Department of Urology, Medical University of Vienna, Vienna, Austria; ; Department of Urology, Urological Research Institute, Vita-Salute University, San Raffaele Scientific Institute, Milan, Italy.
Transl Androl Urol. 2016 Oct;5(5):683-691. doi: 10.21037/tau.2016.04.08.
Bladder cancer (BCa) is a disease of the elderly and as the population is aging, BCa will become an even bigger public health challenge in the future. Nowadays the correct management of BCa in the elderly remains controversial. The purpose of this article was to review the previous literature to summarize the current knowledge. Using Medline, a non-systematic review was performed including articles between January 2000 and February 2016 in order to describe the management of BCa in the elderly in all its aspects. English language original articles, reviews and editorials were selected based on their clinical relevance. In the literature, the definition of elderly is variable and based on chronological, not biological, age. BCa seems to be more aggressive in the elderly. The management of non-muscle invasive bladder cancer (NMIBC) does not strongly differ from younger patients, except for the role of adjuvant immunotherapy. In patients with muscle invasive bladder cancer (MIBC) the role of a multidisciplinary geriatric evaluation is potentially beneficial. The curative treatment in MIBC remains radical cystectomy (RC) and elderly patients should not be withheld a potentially life-saving intervention only based on chronological age. Patients unsuitable to a major surgical approach may be eligible for bladder-sparing techniques. Geriatric assessment could help identify the frail elderly and customize their perioperative care (i.e., pre and re habilitation). In conclusion the treatment of BCa in the elderly has to be patient-centered and focused on biological age and functional reserves.

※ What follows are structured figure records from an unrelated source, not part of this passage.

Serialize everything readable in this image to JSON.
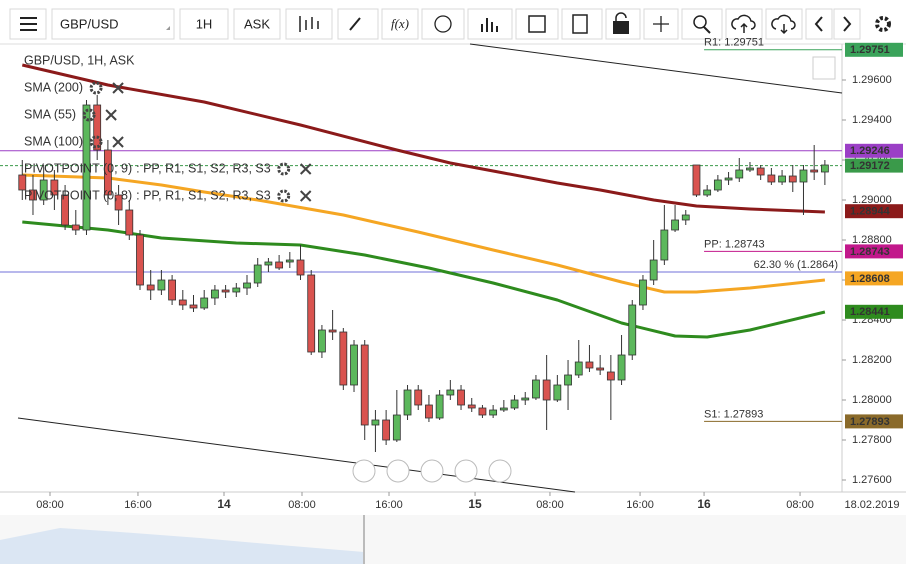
{
  "toolbar": {
    "symbol": "GBP/USD",
    "timeframe": "1H",
    "price_type": "ASK",
    "function": "f(x)"
  },
  "chart_data": {
    "type": "candlestick",
    "title": "GBP/USD, 1H, ASK",
    "open": [
      1.29125,
      1.2905,
      1.29,
      1.291,
      1.29025,
      1.28875,
      1.2885,
      1.29475,
      1.2925,
      1.29025,
      1.2895,
      1.28825,
      1.28575,
      1.2855,
      1.286,
      1.285,
      1.28475,
      1.2846,
      1.2851,
      1.2855,
      1.2854,
      1.2856,
      1.28585,
      1.28675,
      1.2869,
      1.2869,
      1.287,
      1.28625,
      1.2824,
      1.2835,
      1.2834,
      1.28075,
      1.28275,
      1.27875,
      1.279,
      1.278,
      1.27925,
      1.2805,
      1.27975,
      1.2791,
      1.28025,
      1.2805,
      1.27975,
      1.2796,
      1.27925,
      1.2795,
      1.2796,
      1.28,
      1.2801,
      1.281,
      1.28,
      1.28075,
      1.28125,
      1.2819,
      1.2816,
      1.2814,
      1.281,
      1.28225,
      1.28475,
      1.286,
      1.287,
      1.2885,
      1.289,
      1.29175,
      1.29025,
      1.2905,
      1.291,
      1.2911,
      1.2915,
      1.2916,
      1.29125,
      1.2909,
      1.2912,
      1.2909,
      1.2915,
      1.2914
    ],
    "high": [
      1.292,
      1.29125,
      1.29175,
      1.2915,
      1.29075,
      1.2895,
      1.295,
      1.29525,
      1.293,
      1.29075,
      1.29,
      1.2885,
      1.2865,
      1.2865,
      1.28625,
      1.2855,
      1.28525,
      1.2855,
      1.28575,
      1.28575,
      1.28585,
      1.28625,
      1.2871,
      1.2871,
      1.28725,
      1.2874,
      1.28775,
      1.2865,
      1.28375,
      1.2845,
      1.2836,
      1.283,
      1.283,
      1.2795,
      1.2795,
      1.2805,
      1.28075,
      1.28075,
      1.28025,
      1.2805,
      1.281,
      1.28075,
      1.2801,
      1.27975,
      1.27975,
      1.28,
      1.28025,
      1.2804,
      1.28125,
      1.28225,
      1.28125,
      1.282,
      1.283,
      1.28275,
      1.28225,
      1.28225,
      1.28325,
      1.285,
      1.28625,
      1.288,
      1.28975,
      1.28975,
      1.2895,
      1.29175,
      1.29075,
      1.29125,
      1.2914,
      1.2921,
      1.2919,
      1.29175,
      1.2916,
      1.2915,
      1.29175,
      1.29175,
      1.29275,
      1.292
    ],
    "low": [
      1.29,
      1.28925,
      1.28975,
      1.2895,
      1.2885,
      1.28825,
      1.28825,
      1.292,
      1.28975,
      1.28875,
      1.288,
      1.2855,
      1.285,
      1.28525,
      1.28475,
      1.2845,
      1.2844,
      1.2845,
      1.28475,
      1.2851,
      1.28515,
      1.28525,
      1.28565,
      1.2864,
      1.2865,
      1.2866,
      1.286,
      1.28225,
      1.2821,
      1.283,
      1.2805,
      1.2804,
      1.278,
      1.2774,
      1.27775,
      1.2779,
      1.279,
      1.2795,
      1.2789,
      1.279,
      1.28,
      1.2795,
      1.2794,
      1.2791,
      1.2791,
      1.2794,
      1.2795,
      1.27975,
      1.28,
      1.2785,
      1.2799,
      1.2795,
      1.2811,
      1.2814,
      1.28125,
      1.279,
      1.28075,
      1.282,
      1.2845,
      1.28575,
      1.28675,
      1.2884,
      1.28875,
      1.29015,
      1.29015,
      1.2904,
      1.29075,
      1.2909,
      1.2914,
      1.291,
      1.29075,
      1.29075,
      1.2904,
      1.28925,
      1.291,
      1.29075
    ],
    "close": [
      1.2905,
      1.29,
      1.291,
      1.29025,
      1.28875,
      1.2885,
      1.29475,
      1.2925,
      1.29025,
      1.2895,
      1.28825,
      1.28575,
      1.2855,
      1.286,
      1.285,
      1.28475,
      1.2846,
      1.2851,
      1.2855,
      1.2854,
      1.2856,
      1.28585,
      1.28675,
      1.2869,
      1.2866,
      1.287,
      1.28625,
      1.2824,
      1.2835,
      1.2834,
      1.28075,
      1.28275,
      1.27875,
      1.279,
      1.278,
      1.27925,
      1.2805,
      1.27975,
      1.2791,
      1.28025,
      1.2805,
      1.27975,
      1.2796,
      1.27925,
      1.2795,
      1.2796,
      1.28,
      1.2801,
      1.281,
      1.28,
      1.28075,
      1.28125,
      1.2819,
      1.2816,
      1.2815,
      1.281,
      1.28225,
      1.28475,
      1.286,
      1.287,
      1.2885,
      1.289,
      1.28925,
      1.29025,
      1.2905,
      1.291,
      1.2911,
      1.2915,
      1.2916,
      1.29125,
      1.2909,
      1.2912,
      1.2909,
      1.2915,
      1.2914,
      1.29175
    ],
    "up_color": "#5cb85c",
    "down_color": "#d9534f",
    "xlim": [
      -0.4,
      76.6
    ],
    "xticks": [
      {
        "value": 2.59,
        "label": "08:00"
      },
      {
        "value": 10.81,
        "label": "16:00"
      },
      {
        "value": 18.85,
        "label": "14"
      },
      {
        "value": 26.14,
        "label": "08:00"
      },
      {
        "value": 34.27,
        "label": "16:00"
      },
      {
        "value": 42.31,
        "label": "15"
      },
      {
        "value": 49.31,
        "label": "08:00"
      },
      {
        "value": 57.73,
        "label": "16:00"
      },
      {
        "value": 63.71,
        "label": "16"
      },
      {
        "value": 72.68,
        "label": "08:00"
      }
    ],
    "date_label": "18.02.2019",
    "ylim": [
      1.2755,
      1.298
    ],
    "yticks": [
      {
        "value": 1.276,
        "label": "1.27600"
      },
      {
        "value": 1.278,
        "label": "1.27800"
      },
      {
        "value": 1.28,
        "label": "1.28000"
      },
      {
        "value": 1.282,
        "label": "1.28200"
      },
      {
        "value": 1.284,
        "label": "1.28400"
      },
      {
        "value": 1.286,
        "label": "1.28600"
      },
      {
        "value": 1.288,
        "label": "1.28800"
      },
      {
        "value": 1.29,
        "label": "1.29000"
      },
      {
        "value": 1.292,
        "label": "1.29200"
      },
      {
        "value": 1.294,
        "label": "1.29400"
      },
      {
        "value": 1.296,
        "label": "1.29600"
      }
    ],
    "lines": [
      {
        "name": "SMA (200)",
        "color": "#8b1a1a",
        "x": [
          0,
          8,
          17,
          26,
          35,
          40,
          45,
          50,
          54,
          59,
          63,
          68,
          75
        ],
        "values": [
          1.29675,
          1.29575,
          1.2949,
          1.29375,
          1.2925,
          1.29185,
          1.29135,
          1.29085,
          1.2905,
          1.29,
          1.2897,
          1.28955,
          1.2894
        ]
      },
      {
        "name": "SMA (55)",
        "color": "#2e8b1e",
        "x": [
          0,
          8,
          13,
          20,
          26,
          32,
          38,
          44,
          50,
          56,
          61,
          64,
          68,
          75
        ],
        "values": [
          1.2889,
          1.2885,
          1.2881,
          1.28785,
          1.28775,
          1.28725,
          1.2866,
          1.28585,
          1.285,
          1.28385,
          1.2832,
          1.28315,
          1.2835,
          1.2844
        ]
      },
      {
        "name": "SMA (100)",
        "color": "#f5a623",
        "x": [
          0,
          8,
          13,
          17,
          22,
          30,
          37,
          44,
          50,
          56,
          60,
          63,
          68,
          75
        ],
        "values": [
          1.29125,
          1.2911,
          1.29075,
          1.2904,
          1.29,
          1.28925,
          1.2884,
          1.2875,
          1.28675,
          1.2859,
          1.2854,
          1.2854,
          1.2856,
          1.286
        ]
      }
    ],
    "indicators": [
      {
        "name": "PIVOTPOINT (0; 9)",
        "items": ": PP, R1, S1, S2, R3, S3",
        "color": "#b03ab0"
      },
      {
        "name": "PIVOTPOINT (0; 8)",
        "items": ": PP, R1, S1, S2, R3, S3",
        "color": "#b03ab0"
      }
    ],
    "levels": [
      {
        "label": "R1: 1.29751",
        "value": 1.29751,
        "color": "#3aa35a",
        "start_x": 63.71
      },
      {
        "label": "PP: 1.28743",
        "value": 1.28743,
        "color": "#c2188b",
        "start_x": 63.71
      },
      {
        "label": "S1: 1.27893",
        "value": 1.27893,
        "color": "#8a6a2a",
        "start_x": 63.71
      },
      {
        "value": 1.29246,
        "color": "#9b3fc6"
      },
      {
        "label": "62.30 % (1.2864)",
        "value": 1.2864,
        "color": "#7070d8"
      }
    ],
    "current": {
      "value": 1.29172,
      "color": "#3a9a4a"
    },
    "price_tags": [
      {
        "value": 1.29751,
        "color": "#3aa35a"
      },
      {
        "value": 1.29246,
        "color": "#9b3fc6"
      },
      {
        "value": 1.29172,
        "color": "#3a9a4a"
      },
      {
        "value": 1.28944,
        "color": "#8b1a1a"
      },
      {
        "value": 1.28743,
        "color": "#c2188b"
      },
      {
        "value": 1.28608,
        "color": "#f5a623"
      },
      {
        "value": 1.28441,
        "color": "#2e8b1e"
      },
      {
        "value": 1.27893,
        "color": "#8a6a2a"
      }
    ]
  }
}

膀胱癌(BCa)是一种老年疾病,随着人口老龄化,BCa在未来将成为一个更大的公共卫生挑战。如今,老年BCa的正确管理仍存在争议。本文的目的是回顾以往文献以总结当前知识。利用Medline进行了一项非系统性综述,纳入了2000年1月至2016年2月期间的文章,以全面描述老年BCa的管理。根据其临床相关性选择英文原创文章、综述和社论。在文献中,老年人的定义是可变的,基于实际年龄而非生物学年龄。BCa在老年人中似乎更具侵袭性。非肌层浸润性膀胱癌(NMIBC)的管理与年轻患者相比差异不大,除了辅助免疫治疗的作用。在肌层浸润性膀胱癌(MIBC)患者中,多学科老年评估可能有益。MIBC的根治性治疗仍然是根治性膀胱切除术(RC),不应仅基于实际年龄而不让老年患者接受可能挽救生命的干预。不适合主要手术方法的患者可能适合保留膀胱技术。老年评估有助于识别体弱的老年人并定制他们的围手术期护理(即术前和康复护理)。总之,老年BCa的治疗必须以患者为中心,关注生物学年龄和功能储备。